I configure the following:
for mgmt:
bond0 with 2 physical nics in active-backup mode, connecting one cable to switch 1 the other one to the second switch, attach IP address to bond

for vm traffic to outside world:
bond1 with the 2 remaining nics in active-backup mode, connecting one cable to switch 1, other to switch 2, create a bridge using the bond1 and attaching an IP to the bridge

I have to create a link agg on my switch between the two ports in each case, correct?

Thoughts?

 

[B.Otto]

for vm traffic to outside world:

bond1 with the 2 remaining nics in active-backup mode, connecting one cable to switch 1, other to switch 2, create a bridge using the bond1 and attaching an IP to the bridge

The IP on the bridge is only needed if Proxmox-OS needs to interact with it, for example if you manage your Proxmox via this IP, or Proxmox acts as a router/firewall between networks. If this bridge is purely for VM traffic, you can leave it blank.

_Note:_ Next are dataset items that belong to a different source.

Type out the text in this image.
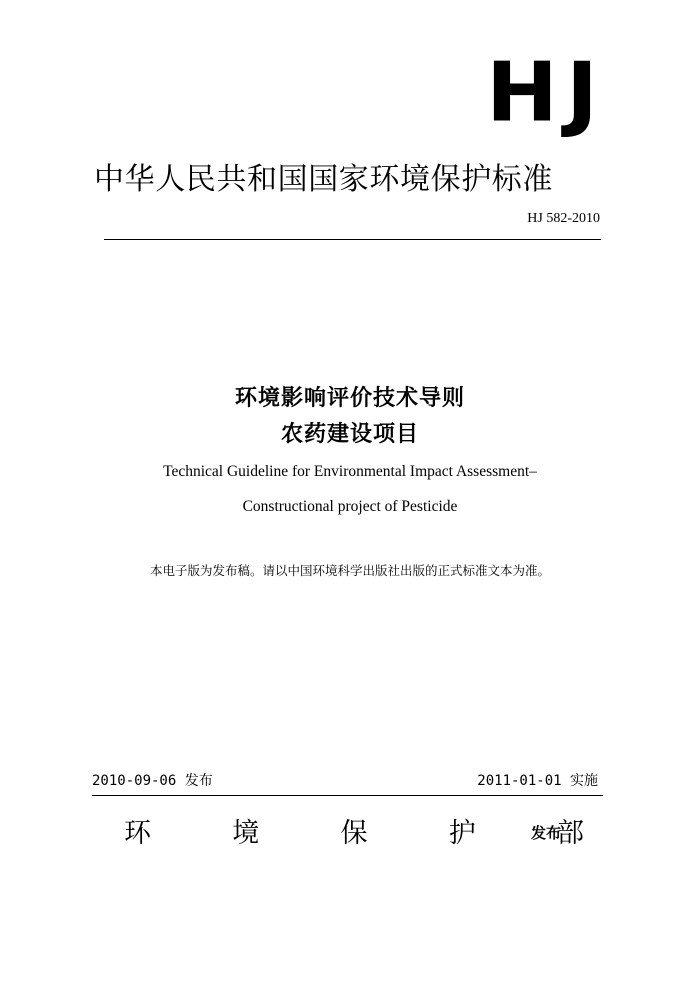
HJ
中华人民共和国国家环境保护标准
HJ 582-2010
环境影响评价技术导则
农药建设项目
Technical Guideline for Environmental Impact Assessment–
Constructional project of Pesticide
本电子版为发布稿。请以中国环境科学出版社出版的正式标准文本为准。
2010-09-06 发布	2011-01-01 实施
环	境	保	护	部
发布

Also it should be noted that you should never give several IPs in the same subnet to different interfaces, this screws up the routing. So if you wanna give both bridges an IP address, they should be in different subnets.

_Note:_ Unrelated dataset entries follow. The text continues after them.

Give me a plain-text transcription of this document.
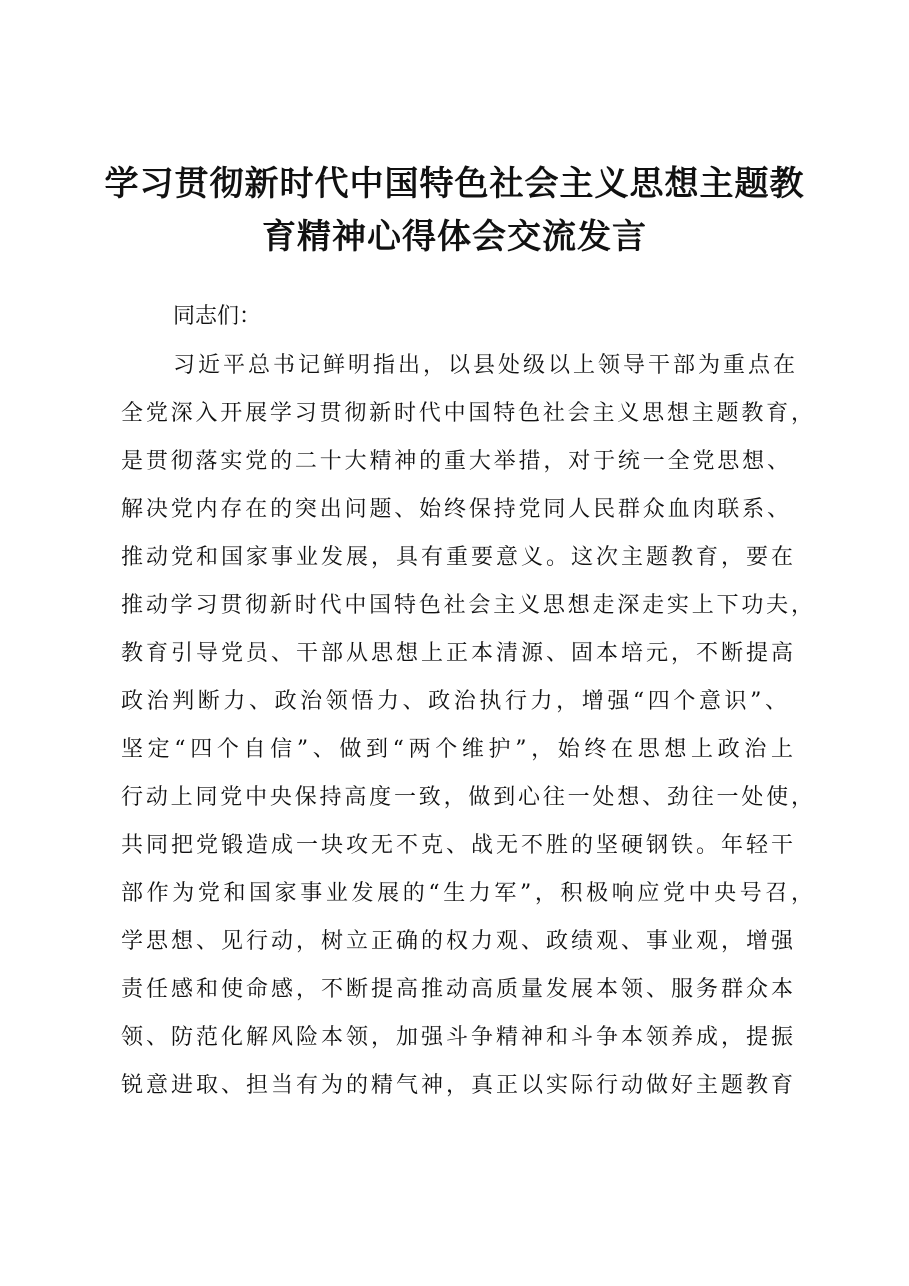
学习贯彻新时代中国特色社会主义思想主题教
育精神心得体会交流发言
同志们：
习近平总书记鲜明指出，以县处级以上领导干部为重点在
全党深入开展学习贯彻新时代中国特色社会主义思想主题教育，
是贯彻落实党的二十大精神的重大举措，对于统一全党思想、
解决党内存在的突出问题、始终保持党同人民群众血肉联系、
推动党和国家事业发展，具有重要意义。这次主题教育，要在
推动学习贯彻新时代中国特色社会主义思想走深走实上下功夫，
教育引导党员、干部从思想上正本清源、固本培元，不断提高
政治判断力、政治领悟力、政治执行力，增强“四个意识”、
坚定“四个自信”、做到“两个维护”，始终在思想上政治上
行动上同党中央保持高度一致，做到心往一处想、劲往一处使，
共同把党锻造成一块攻无不克、战无不胜的坚硬钢铁。年轻干
部作为党和国家事业发展的“生力军”，积极响应党中央号召，
学思想、见行动，树立正确的权力观、政绩观、事业观，增强
责任感和使命感，不断提高推动高质量发展本领、服务群众本
领、防范化解风险本领，加强斗争精神和斗争本领养成，提振
锐意进取、担当有为的精气神，真正以实际行动做好主题教育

I got two switches (stacked, enterprise grade, supports all the stuff you love)

I have to create a link agg on my switch between the two ports in each case, correct?

If you use active-backup, there is no extra configuration needed on the switch side.

If, instead, you want to use the LACP-protocol, the switch stack has to support LACP and you need to create a LAG between the two switch ports.